Prostaglandin E sub(2)-Mediated Activation of HIV-1 Long Terminal Repeat Transcription in Human T Cells Necessitates CCAAT/Enhancer Binding Protein (C/EBP) Binding Sites in Addition to Cooperative Interactions Between C/EBP beta and Cyclic Adenosine 5'-Monophosphate Response Element Binding Protein

Previous work indicates that treatment of human T cells with PGE sub(2) results in an increase of HIV-1 long terminal repeat (LTR) transcriptional activity.
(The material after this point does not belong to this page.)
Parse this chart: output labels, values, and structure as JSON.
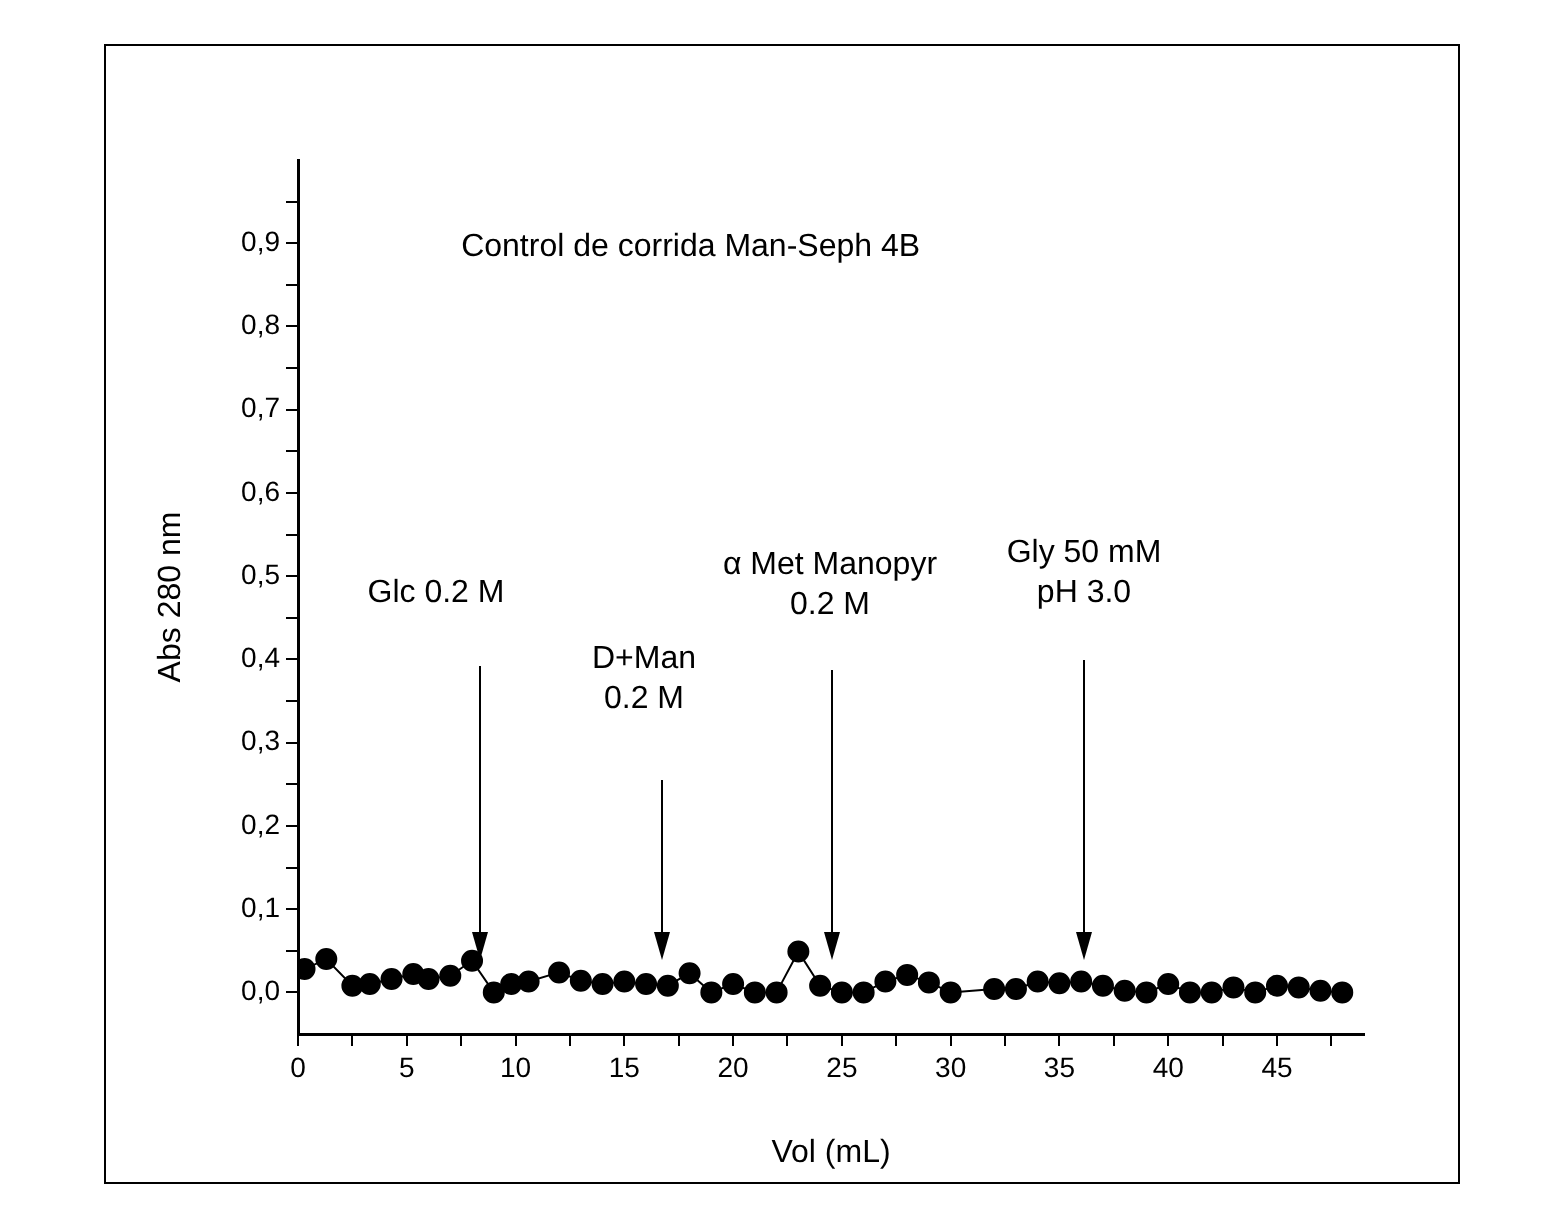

The noticed PGE sub(2)-mediated activation of virus gene activity required the participation of specific intracellular second messengers such as calcium and two transcription factors, i.e. NF- Kappa B and CREB. We report in this work that the nuclear transcription factor CCAAT/enhancer binding protein (C/EBP) is also important for PGE sub(2)-dependent up-regulation of HIV-1 LTR-driven gene activity. The implication of C/EBP was shown by using a trans-dominant negative inhibitor of C/EBP (i.e. liver-enriched transcriptional inhibitory protein) and several molecular constructs carrying site-directed mutations in the C/EBP binding sites located within the HIV-1 LTR. Mutated HIV-1 LTR constructs also revealed the involvement of the two most proximal C/EBP binding sites. Data from cotransfection experiments with vectors coding for dominant negative mutants and gel mobility shift assays indicated that PGE sub(2)-mediated induction of HIV-1 LTR activity results from a cooperative interaction between C/EBP beta and CREB, two members of the basic leucine zipper family of transcription factors. Altogether these findings indicate that treatment of human T cells with PGE sub(2) induces HIV-1 LTR activity through a complex interplay between C/EBP beta and CREB. Such a combinatorial regulation may represent a mechanism that permits a fine regulation of HIV-1 expression by PGE sub(2) in human T cells.